La lámpara de querosene no iluminaba más la cocina. Estaba vieja y en desuso. Colgaba limpia y apagada. Su bolsa de tela no flameaba. No era ya la lámpara de Aladino. Después de muchos años regresaba a la casa de mi abuela. Estaba de paso en el país y quise consolarla un rato. “Mi santa cruz, ya no está”.

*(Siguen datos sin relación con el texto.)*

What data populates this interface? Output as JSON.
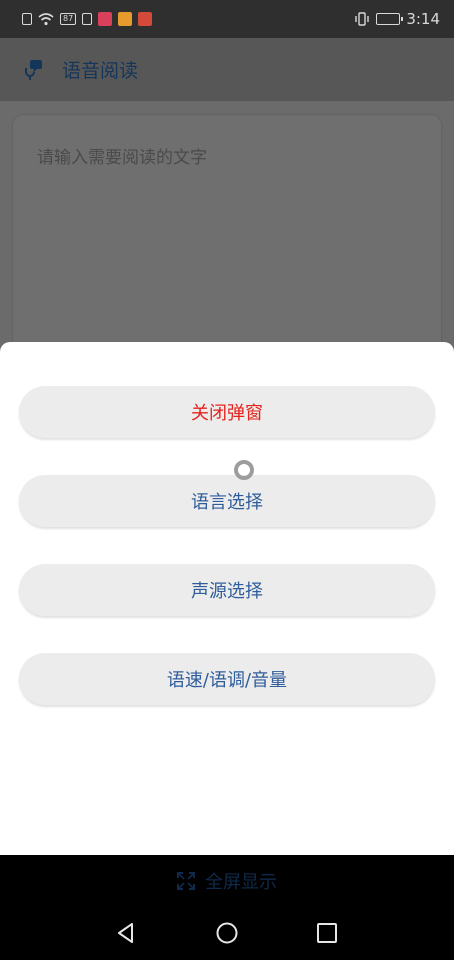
{
  "status_bar": {
    "time": "3:14",
    "net_speed": "87"
  },
  "app_bar": {
    "title": "语音阅读"
  },
  "editor": {
    "placeholder": "请输入需要阅读的文字"
  },
  "sheet": {
    "close_label": "关闭弹窗",
    "language_label": "语言选择",
    "voice_label": "声源选择",
    "speed_label": "语速/语调/音量"
  },
  "bottom": {
    "fullscreen_label": "全屏显示"
  },
  "colors": {
    "accent_red": "#e4231d",
    "accent_blue": "#2f5d9b"
  }
}
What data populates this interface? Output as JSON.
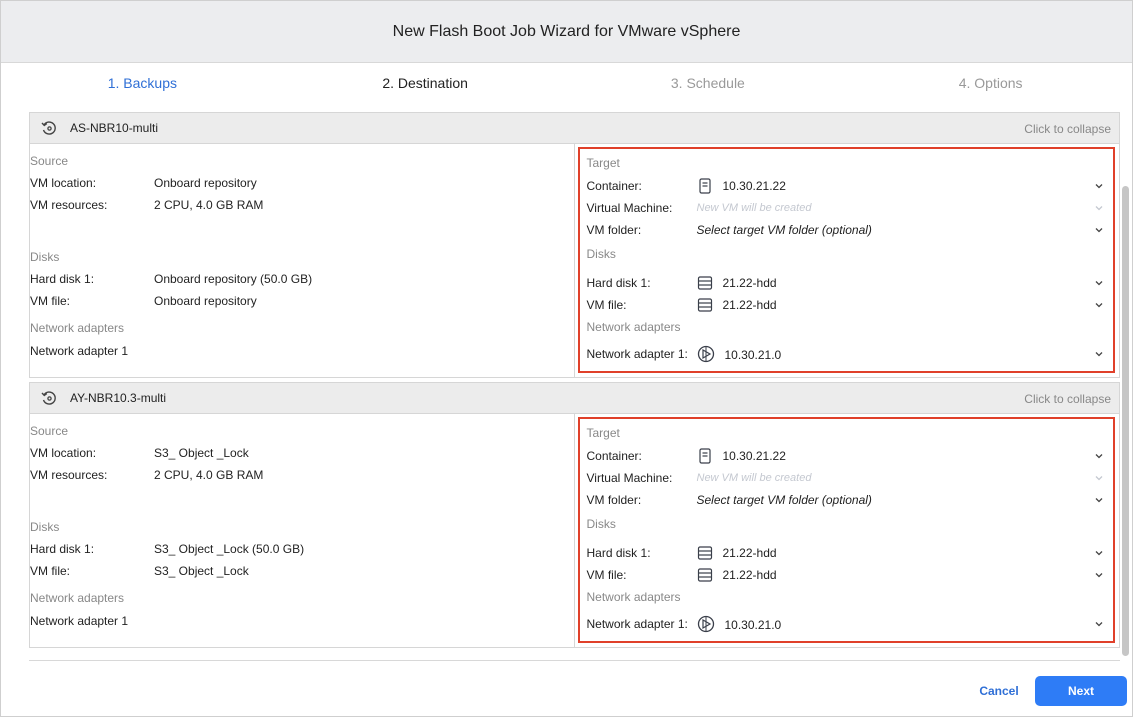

Seguía concentrada en su máquina de coser. Era su forma natural de hablar. Atravesamos la sala y llegamos al balcón que daba al jardín. A un costado de la pared del comedor colgaba la daga española. Una reliquia familiar de más de ciento cincuenta años. Era una hoja de metal, de doble filo, mango tallado con pedrería y algunos metales incrustados, protegida por una cubierta de cuero con el escudo real español. El abuelo decía que la recuperó en uno de sus viajes por la madre patria.

Mi abuela le dijo a su empleada que trajera buen café y cigarrillos. Sobre su liviano saco colgaban hebras e hilachas de distintos colores, en paralelo con su cinta métrica. Se notaba que estaba trabajando, que pensaba en sus confecciones. Poniendo ante mis ojos tres o cuatro moldes en papel mantequilla, me mostró una colección de individuales.

–¿Y eso?

–Son tuyos. Hechos en el taller de costura.

–Lástima. Era mejor dibujar.

–Voy a bordar el escudo.

Me pidió que pasara el amarillo, azul y rojo por el ojo de las agujas. Lo hacía para probar mi visión. Enhebré rápido.

–Como antes.

–No recuerdo una sola vez que fallaras.

Dejó la máquina y caminamos hacia su sillón. Siempre erguida. Llegó la empleada. “Se le ofrece algo más, madrina”. Respondió que no y echando humo, se concentró en el retrato del abuelo. Gordo y sonriente.

–Es igualito a ti. Mira ese porte. Bien vestido.

–¿Te parece?

–Claro. Se nota la estirpe. Aunque tú no has derrochado el dinero.

A mi abuela la obsesionaban los abolengos. Por eso se casó con mi abuelo. Pensaba en su añeja hispanidad. El dinero y la posición eran apenas una consecuencia del apellido. Ella seguía creyendo que las fortunas se hacían, que la casta se heredaba. Cuando mi abuelo quebró, ella se encerró en su casona a reconstruir la economía familiar. Compró máquinas de coser y puso el taller de confección de blusas y tejidos de punto fino. Al abuelo lo dejó que se alcoholizara con sus recuerdos. A las tres hijas les incautó la virginidad; jamás encontró a alguien digno de su linaje. Mi madre escapó de este cautiverio.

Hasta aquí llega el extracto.